After renegades Fresno State and Nevada, Utah State could have rounded out a traitorous troika by bolting for the Mountain West.
And, except for the principled stand of one man, USU president Stan Albrecht, it might have.
Albrecht was the first president of a WAC institution to not only reject an advance from the MWC but remain steadfast in his solidarity pledge.
In short, Albrecht was the only one to stand by his word and hold his ground when expansion tremors hit in August. It can't have been easy, especially when you know the Aggies' history in this state and the potential ramifications.
Yet, Albrecht was as solid as Mount Naomi, which overlooks the Aggies' campus, in standing by the commitment he made to the other seven schools in the WAC just days before.
When Boise State was invited to join the MWC in June, WAC commissioner Karl Benson and the remaining schools began looking for a way to make up the loss. When they were approached by Brigham Young about possibly taking on the Cougars as a member in all sports except football, for which BYU would chart an independent course, the WAC jumped at the opportunity.
Few more than Albrecht, a former BYU vice president who became the main intermediary in putting together a deal that would return BYU to the WAC it had left in 1999. As part of the deal, the eight remaining schools agreed to a solidarity pact to stay together and levied a $5 million departure fee.
When the MWC got wind of what was going down, it hastily sought to dissuade BYU -- or blow up the WAC -- by raiding its rival's membership.
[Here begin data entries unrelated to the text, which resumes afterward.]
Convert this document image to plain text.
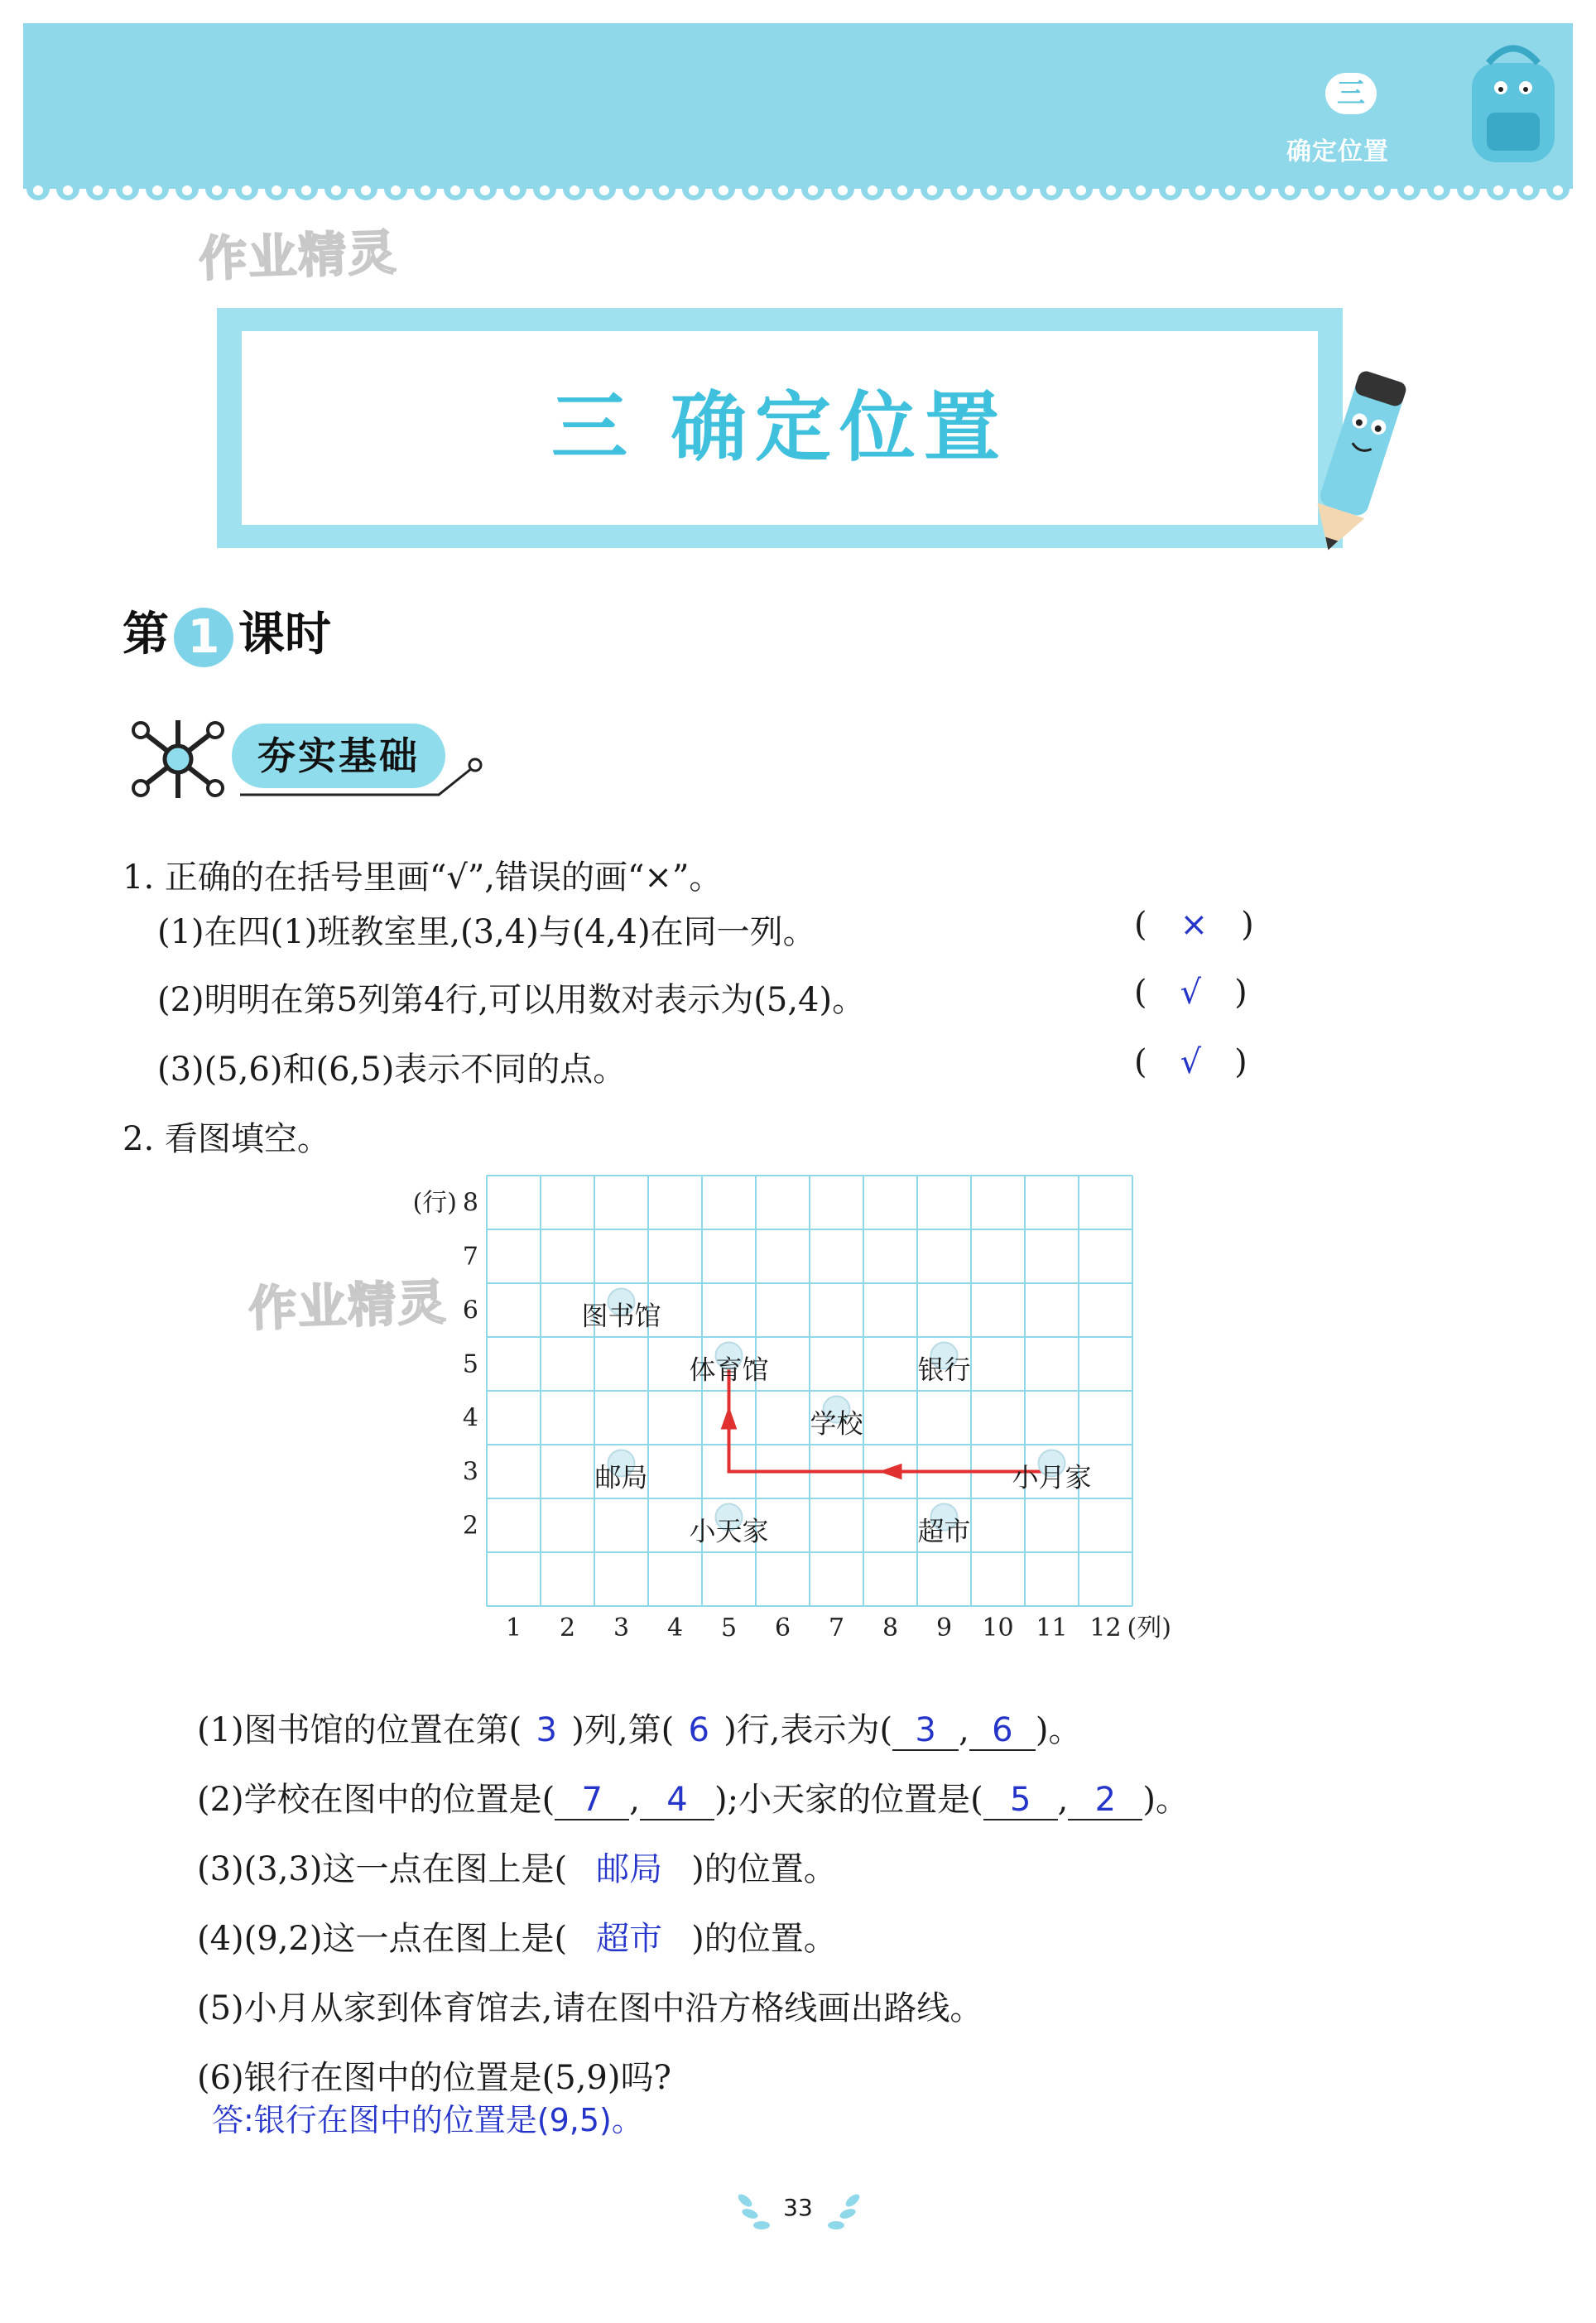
三
确定位置
作业精灵
作业精灵
三 确定位置
第 1 课时
夯实基础
1. 正确的在括号里画“√”,错误的画“×”。
(1)在四(1)班教室里,(3,4)与(4,4)在同一列。	( × )
(2)明明在第5列第4行,可以用数对表示为(5,4)。	( √ )
(3)(5,6)和(6,5)表示不同的点。	( √ )
2. 看图填空。
1 2 3 4 5 6 7 8 9 10 11 12 (列)
2
3
4
5
6
7
8
(行)
图书馆
体育馆	银行
学校
邮局	小月家
小天家	超市
(1)图书馆的位置在第( 3 )列,第( 6 )行,表示为( 3 , 6 )。
(2)学校在图中的位置是( 7 , 4 );小天家的位置是( 5 , 2 )。
(3)(3,3)这一点在图上是( 邮局 )的位置。
(4)(9,2)这一点在图上是( 超市 )的位置。
(5)小月从家到体育馆去,请在图中沿方格线画出路线。
(6)银行在图中的位置是(5,9)吗?
答:银行在图中的位置是(9,5)。
33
An emissary approached Utah State, asking if the Aggies would be interested in joining the MWC. No small carrot for USU, which had coveted WAC membership for 40 years and lived in the shadow of in-state rivals Utah and BYU.
But Albrecht stood by his plan -- and his commitment -- rejecting the overture, saying at the time, "we were simply committed to uphold our agreement with fellow WAC members. We respectfully declined MWC interest and believed all WAC members would remain committed to our agreement."
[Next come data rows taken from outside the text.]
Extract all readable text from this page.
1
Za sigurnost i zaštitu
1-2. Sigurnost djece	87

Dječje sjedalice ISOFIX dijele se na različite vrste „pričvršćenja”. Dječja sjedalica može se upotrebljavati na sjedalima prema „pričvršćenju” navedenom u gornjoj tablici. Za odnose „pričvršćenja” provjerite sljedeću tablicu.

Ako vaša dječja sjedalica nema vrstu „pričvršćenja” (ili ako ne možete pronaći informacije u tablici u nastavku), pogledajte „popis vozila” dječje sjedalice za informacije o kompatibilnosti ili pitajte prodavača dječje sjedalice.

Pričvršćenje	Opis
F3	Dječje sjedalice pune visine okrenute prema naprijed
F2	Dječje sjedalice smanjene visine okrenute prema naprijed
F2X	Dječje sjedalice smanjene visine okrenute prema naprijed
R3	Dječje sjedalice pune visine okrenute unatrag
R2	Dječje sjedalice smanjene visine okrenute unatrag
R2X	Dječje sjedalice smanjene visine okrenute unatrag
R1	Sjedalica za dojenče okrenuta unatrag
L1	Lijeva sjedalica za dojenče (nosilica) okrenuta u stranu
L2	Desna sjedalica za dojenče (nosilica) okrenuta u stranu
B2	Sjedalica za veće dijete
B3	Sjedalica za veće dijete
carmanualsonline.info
So, too, initially, at least, did Nevada president Milton Glick, according to people familiar with the events. But when the MWC approached Fresno State president John Welty, he not only agreed to jump but, according to people who claim knowledge of the issue, helped persuade Nevada to flip-flop.
That was two months ago, a period that shook the WAC to its foundation and has left its future up in the air along with those of UH, Utah State and four other WAC schools. As tough as things are now, they would be worse had Utah State turned tail and run like Nevada and Fresno.
So, we asked Albrecht, given the perspective of time, if faced with the same decision, whether he'd do it differently.
"In retrospect, I would make exactly the same decision that I made when the initial call was received," Albrecht said. "While I fully understand the implications of that decision for our institution, I do not feel I could have responded otherwise."
In a time of easy virtue when events have shown too many college presidents to be little more than rug merchants with PhDs, Albrecht's integrity has stood above the crowd and he and his school have paid a price for it.
You just hope the Aggies' defense doesn't prove as resolute tomorrow as its president.